O relógio marca as 23h, sento-me à secretária e escrevo um pouco sobre como me tenho sentido nos últimos tempos. Talvez antes tenha reflectido, não porque não saiba o que escrever, mas pela possibilidade de me soar ingrato o que escrevo. Pergunto-me: “Não são destas coisas que me esperam a vida toda?” Pois bem, a resposta é imediata, e por isso evidente; no entanto, também tudo isto foge àquilo que é o comum, o suportável.

Confesso que depois de meses infindáveis em casa me passou pela cabeça não concorrer ao ensino superior, fazer o chamado gap year. Todavia, tinha encontrado o meu caminho no último ano do secundário. Às vezes só andamos distraídos. Para onde iriam os sonhos caso a decisão fosse outra? Acredito que cada pessoa tenha o seu tempo, para encontrar a área com a qual se identifica, entenda-se, mas o mesmo não se pode dizer quando a questão é entrar na faculdade. Vivemos numa altura delicada e, em consequência, tudo elevado ao expoente, nomeadamente o desemprego. Todos sabemos ao que pode equivaler o 12.º ano nos dias que correm.

E cá estou eu, no começo da minha licenciatura direccionada para o Jornalismo, o tal sonho que há pouco vos falei. Não tem sido nada fácil, como é óbvio. Nem para mim, nem para ninguém. A adaptação que seria já, por si só, difícil em anos ditos normais, tornou-se um pesadelo ainda maior. Longe da família, longe dos amigos e agora longe do mundo lá fora. Hoje seria mais uma típica saída à noite, não fosse a inquietude, ou a pandemia, que nos assola.

Neste momento, o ensino é misto na faculdade que frequento, o que não é mau de todo; contudo, acaba por prejudicar a produtividade. Levantamo-nos já perto da hora, lavamos a cara, vestimos uma roupa confortável que se assemelhe ao conforto do pijama e abrimos o Zoom. No fim, ainda lutamos contra outro obstáculo — o de não voltar para a cama. No que concerne às máscaras, e já se devem estar a perguntar por que é que ainda não falei delas, é uma azáfama diária. Por cada hora de aula temos dez minutos para apanhar ar, ar que bem podia ser armazenado para aquelas apresentações orais de tirar o fôlego. Os trabalhos de grupo não escaparam a alterações: se outrora eram na biblioteca, hoje são reuniões por videoconferência. A rotina passou a ser resumida a duas coisas: sair de casa para ir para a faculdade e vice-versa.

Falta mencionar a praxe, que passou a ser online. Sempre me causou algum atrito, mas experimentei, a verdade é essa. Experimentei, na esperança de fazer novas amizades, mas há toda uma conduta que não parte só dessa premissa. Acabei por não me identificar e desisti.
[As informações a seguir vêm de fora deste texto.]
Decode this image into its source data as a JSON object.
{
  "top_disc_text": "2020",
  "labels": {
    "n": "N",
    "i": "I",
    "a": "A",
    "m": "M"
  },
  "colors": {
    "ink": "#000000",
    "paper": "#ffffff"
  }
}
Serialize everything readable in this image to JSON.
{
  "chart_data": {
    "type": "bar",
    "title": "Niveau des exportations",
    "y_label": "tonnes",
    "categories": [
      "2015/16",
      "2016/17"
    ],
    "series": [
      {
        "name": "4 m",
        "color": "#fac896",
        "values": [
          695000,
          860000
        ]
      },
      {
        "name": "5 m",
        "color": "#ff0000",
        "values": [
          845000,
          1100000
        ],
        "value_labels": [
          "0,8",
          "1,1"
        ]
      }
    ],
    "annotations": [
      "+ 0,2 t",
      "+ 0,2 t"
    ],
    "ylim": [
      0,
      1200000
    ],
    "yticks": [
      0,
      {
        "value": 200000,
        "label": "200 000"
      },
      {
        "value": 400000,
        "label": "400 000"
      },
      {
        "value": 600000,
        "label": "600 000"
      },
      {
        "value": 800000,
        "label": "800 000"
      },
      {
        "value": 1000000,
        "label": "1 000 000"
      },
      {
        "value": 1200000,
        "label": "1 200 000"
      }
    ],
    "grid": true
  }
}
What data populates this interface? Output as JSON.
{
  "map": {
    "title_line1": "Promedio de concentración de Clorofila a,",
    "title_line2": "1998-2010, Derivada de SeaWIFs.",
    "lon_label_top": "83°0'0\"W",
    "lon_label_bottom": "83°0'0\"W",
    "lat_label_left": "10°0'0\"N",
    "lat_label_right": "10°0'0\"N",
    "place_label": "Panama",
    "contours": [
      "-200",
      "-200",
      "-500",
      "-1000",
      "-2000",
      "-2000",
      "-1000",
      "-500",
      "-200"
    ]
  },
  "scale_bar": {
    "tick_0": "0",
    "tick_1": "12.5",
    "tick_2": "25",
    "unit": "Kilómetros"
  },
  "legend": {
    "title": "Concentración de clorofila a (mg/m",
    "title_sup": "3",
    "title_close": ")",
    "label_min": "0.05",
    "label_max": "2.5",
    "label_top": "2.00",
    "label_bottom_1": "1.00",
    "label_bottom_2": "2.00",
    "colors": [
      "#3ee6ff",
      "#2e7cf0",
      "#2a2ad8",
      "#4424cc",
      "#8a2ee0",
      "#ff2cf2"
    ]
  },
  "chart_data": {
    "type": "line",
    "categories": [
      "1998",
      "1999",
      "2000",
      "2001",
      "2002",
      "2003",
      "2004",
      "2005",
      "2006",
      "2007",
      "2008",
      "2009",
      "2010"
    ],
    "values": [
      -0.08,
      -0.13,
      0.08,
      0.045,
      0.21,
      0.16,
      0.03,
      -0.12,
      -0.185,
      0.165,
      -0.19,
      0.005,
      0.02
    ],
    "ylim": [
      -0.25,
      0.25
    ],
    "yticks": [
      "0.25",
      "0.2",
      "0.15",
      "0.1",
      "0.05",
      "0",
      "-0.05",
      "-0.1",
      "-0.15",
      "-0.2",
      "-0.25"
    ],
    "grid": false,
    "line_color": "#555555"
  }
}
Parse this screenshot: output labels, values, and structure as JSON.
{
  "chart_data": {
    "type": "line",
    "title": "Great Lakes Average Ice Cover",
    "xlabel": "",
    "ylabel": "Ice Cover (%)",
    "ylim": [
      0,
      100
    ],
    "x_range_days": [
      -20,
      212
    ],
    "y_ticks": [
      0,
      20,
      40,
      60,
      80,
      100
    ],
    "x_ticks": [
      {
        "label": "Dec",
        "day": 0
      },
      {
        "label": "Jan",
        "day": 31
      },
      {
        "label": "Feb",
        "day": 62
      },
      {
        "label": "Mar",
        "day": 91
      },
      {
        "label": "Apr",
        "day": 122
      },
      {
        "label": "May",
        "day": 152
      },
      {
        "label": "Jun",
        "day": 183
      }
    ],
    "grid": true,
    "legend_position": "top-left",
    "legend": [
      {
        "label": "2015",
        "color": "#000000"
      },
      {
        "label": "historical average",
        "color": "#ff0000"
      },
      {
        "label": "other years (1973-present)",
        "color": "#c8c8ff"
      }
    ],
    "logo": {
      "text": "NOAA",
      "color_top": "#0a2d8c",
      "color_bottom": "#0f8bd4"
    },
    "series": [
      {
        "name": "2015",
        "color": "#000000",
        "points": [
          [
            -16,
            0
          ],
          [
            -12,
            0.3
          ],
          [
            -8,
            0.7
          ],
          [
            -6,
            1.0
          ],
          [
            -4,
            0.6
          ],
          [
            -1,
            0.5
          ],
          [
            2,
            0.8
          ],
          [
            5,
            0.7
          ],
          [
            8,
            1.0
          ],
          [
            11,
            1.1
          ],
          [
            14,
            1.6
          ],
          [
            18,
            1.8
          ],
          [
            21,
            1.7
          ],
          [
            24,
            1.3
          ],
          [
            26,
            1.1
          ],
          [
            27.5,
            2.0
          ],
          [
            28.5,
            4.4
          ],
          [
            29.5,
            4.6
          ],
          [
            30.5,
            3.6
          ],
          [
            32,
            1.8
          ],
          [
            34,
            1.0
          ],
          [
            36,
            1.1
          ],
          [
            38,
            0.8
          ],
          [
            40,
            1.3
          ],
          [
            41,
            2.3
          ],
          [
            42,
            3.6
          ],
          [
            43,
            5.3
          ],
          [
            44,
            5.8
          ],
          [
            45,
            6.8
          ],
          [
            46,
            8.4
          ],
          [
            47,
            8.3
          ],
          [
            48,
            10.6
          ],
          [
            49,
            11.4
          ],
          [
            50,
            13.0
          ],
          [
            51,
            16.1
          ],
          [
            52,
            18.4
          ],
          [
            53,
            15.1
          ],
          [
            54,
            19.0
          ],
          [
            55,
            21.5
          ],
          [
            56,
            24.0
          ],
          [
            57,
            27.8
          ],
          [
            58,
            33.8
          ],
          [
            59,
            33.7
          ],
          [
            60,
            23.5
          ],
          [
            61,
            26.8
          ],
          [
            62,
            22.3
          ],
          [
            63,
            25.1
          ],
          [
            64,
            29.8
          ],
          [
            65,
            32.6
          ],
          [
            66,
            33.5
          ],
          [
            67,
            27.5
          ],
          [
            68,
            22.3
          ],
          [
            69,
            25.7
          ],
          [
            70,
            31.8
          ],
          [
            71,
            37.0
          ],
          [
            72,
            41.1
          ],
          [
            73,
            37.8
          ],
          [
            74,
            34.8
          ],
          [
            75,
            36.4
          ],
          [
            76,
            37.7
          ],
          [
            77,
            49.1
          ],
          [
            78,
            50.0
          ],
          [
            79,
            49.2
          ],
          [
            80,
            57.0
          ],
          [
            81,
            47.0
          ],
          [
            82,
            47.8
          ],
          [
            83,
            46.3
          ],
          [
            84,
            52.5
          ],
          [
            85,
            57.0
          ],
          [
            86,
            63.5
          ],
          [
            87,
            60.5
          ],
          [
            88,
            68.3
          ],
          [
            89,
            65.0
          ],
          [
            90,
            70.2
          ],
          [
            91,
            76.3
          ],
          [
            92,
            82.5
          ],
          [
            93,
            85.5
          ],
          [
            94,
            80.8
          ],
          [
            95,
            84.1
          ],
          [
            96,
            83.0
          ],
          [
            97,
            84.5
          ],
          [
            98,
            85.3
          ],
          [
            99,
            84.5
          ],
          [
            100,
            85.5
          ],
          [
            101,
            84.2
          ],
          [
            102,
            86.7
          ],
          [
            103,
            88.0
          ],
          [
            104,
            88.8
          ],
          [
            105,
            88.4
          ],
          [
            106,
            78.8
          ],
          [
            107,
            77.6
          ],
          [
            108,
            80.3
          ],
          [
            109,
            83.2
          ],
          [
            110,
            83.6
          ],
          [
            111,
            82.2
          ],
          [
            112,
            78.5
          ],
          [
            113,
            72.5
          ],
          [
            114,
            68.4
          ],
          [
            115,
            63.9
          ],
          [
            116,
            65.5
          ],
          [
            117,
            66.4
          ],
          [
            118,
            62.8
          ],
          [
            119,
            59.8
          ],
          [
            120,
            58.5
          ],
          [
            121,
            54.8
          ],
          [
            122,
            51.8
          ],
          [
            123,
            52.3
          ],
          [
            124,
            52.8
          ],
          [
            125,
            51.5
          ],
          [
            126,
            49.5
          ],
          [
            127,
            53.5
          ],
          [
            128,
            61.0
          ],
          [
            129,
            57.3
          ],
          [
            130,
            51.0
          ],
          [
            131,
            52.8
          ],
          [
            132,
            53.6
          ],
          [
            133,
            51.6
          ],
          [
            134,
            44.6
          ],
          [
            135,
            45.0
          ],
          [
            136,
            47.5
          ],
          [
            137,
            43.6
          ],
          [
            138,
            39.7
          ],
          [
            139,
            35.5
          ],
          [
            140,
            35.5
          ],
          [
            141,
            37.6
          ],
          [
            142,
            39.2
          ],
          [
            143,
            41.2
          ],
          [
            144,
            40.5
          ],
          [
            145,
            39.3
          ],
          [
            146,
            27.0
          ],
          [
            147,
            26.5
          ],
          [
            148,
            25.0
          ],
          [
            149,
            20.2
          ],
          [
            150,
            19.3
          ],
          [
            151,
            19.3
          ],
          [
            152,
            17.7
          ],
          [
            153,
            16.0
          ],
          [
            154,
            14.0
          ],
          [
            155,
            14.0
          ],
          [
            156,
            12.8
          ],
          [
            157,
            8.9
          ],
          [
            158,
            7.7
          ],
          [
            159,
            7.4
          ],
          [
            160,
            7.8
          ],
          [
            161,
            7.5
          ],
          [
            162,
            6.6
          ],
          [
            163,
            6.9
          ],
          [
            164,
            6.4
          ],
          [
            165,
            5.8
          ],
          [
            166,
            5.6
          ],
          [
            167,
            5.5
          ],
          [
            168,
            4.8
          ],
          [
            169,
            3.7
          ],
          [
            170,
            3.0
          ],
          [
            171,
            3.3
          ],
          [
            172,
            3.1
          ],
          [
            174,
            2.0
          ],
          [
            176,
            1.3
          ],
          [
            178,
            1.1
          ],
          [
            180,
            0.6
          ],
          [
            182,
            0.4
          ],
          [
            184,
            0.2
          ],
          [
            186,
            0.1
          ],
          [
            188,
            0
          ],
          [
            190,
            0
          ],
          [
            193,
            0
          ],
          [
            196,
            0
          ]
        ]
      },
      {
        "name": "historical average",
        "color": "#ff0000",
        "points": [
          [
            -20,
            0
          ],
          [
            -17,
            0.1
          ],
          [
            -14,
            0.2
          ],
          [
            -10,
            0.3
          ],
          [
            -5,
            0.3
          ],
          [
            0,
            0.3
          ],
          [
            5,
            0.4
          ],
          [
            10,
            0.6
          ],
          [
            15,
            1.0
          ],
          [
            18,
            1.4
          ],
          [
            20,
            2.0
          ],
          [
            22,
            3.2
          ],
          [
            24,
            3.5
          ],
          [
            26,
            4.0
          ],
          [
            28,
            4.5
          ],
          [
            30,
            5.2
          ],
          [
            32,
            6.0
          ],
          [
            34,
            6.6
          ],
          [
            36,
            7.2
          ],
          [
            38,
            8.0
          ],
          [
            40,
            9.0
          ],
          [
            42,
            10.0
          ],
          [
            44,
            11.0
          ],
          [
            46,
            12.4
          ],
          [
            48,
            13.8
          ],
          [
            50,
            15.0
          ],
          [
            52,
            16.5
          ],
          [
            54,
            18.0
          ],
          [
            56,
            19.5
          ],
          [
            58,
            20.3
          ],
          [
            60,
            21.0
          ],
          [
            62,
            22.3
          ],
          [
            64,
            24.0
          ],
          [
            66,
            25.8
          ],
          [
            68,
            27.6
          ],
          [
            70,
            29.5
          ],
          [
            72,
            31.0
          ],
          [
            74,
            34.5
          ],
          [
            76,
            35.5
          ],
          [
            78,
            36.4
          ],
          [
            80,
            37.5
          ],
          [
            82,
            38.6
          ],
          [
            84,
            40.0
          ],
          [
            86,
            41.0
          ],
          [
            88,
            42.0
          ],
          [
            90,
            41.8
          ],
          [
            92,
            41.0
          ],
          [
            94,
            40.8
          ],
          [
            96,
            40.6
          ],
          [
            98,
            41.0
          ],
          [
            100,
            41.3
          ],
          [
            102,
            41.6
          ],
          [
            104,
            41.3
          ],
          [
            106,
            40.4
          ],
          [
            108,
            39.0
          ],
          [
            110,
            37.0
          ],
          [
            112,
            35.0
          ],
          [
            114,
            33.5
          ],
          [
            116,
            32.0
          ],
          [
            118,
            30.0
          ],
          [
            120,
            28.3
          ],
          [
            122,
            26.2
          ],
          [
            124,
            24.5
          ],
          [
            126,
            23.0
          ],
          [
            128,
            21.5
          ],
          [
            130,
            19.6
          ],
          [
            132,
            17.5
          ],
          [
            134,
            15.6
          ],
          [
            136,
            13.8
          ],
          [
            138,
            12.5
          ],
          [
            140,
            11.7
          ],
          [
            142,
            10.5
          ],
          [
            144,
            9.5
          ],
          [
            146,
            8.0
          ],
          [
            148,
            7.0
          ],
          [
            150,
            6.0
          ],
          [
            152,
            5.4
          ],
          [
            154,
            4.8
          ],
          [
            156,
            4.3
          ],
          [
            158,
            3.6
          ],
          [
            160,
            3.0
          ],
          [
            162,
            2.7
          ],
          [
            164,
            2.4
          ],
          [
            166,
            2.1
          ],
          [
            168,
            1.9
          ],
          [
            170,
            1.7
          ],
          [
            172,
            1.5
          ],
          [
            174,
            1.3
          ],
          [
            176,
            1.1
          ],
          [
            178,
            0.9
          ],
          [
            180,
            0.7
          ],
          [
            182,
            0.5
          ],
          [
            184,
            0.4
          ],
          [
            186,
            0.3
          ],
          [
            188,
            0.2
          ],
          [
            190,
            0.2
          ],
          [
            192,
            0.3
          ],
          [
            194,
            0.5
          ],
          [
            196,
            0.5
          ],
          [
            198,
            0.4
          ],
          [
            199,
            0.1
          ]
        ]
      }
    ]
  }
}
Porém, aconselho todos a experimentar, pode ser aquilo que tanto procuram no espírito académico e vos salve deste ano que aparenta não ter nada a oferecer.

Tendo em conta todas as dificuldades que mencionei, e ainda que muitos defendam o encerramento das escolas, não posso concordar. As escolas não podem fechar, o ensino é o elevador social e não queremos dar largos passos atrás num caminho que nos custou décadas a conquistar.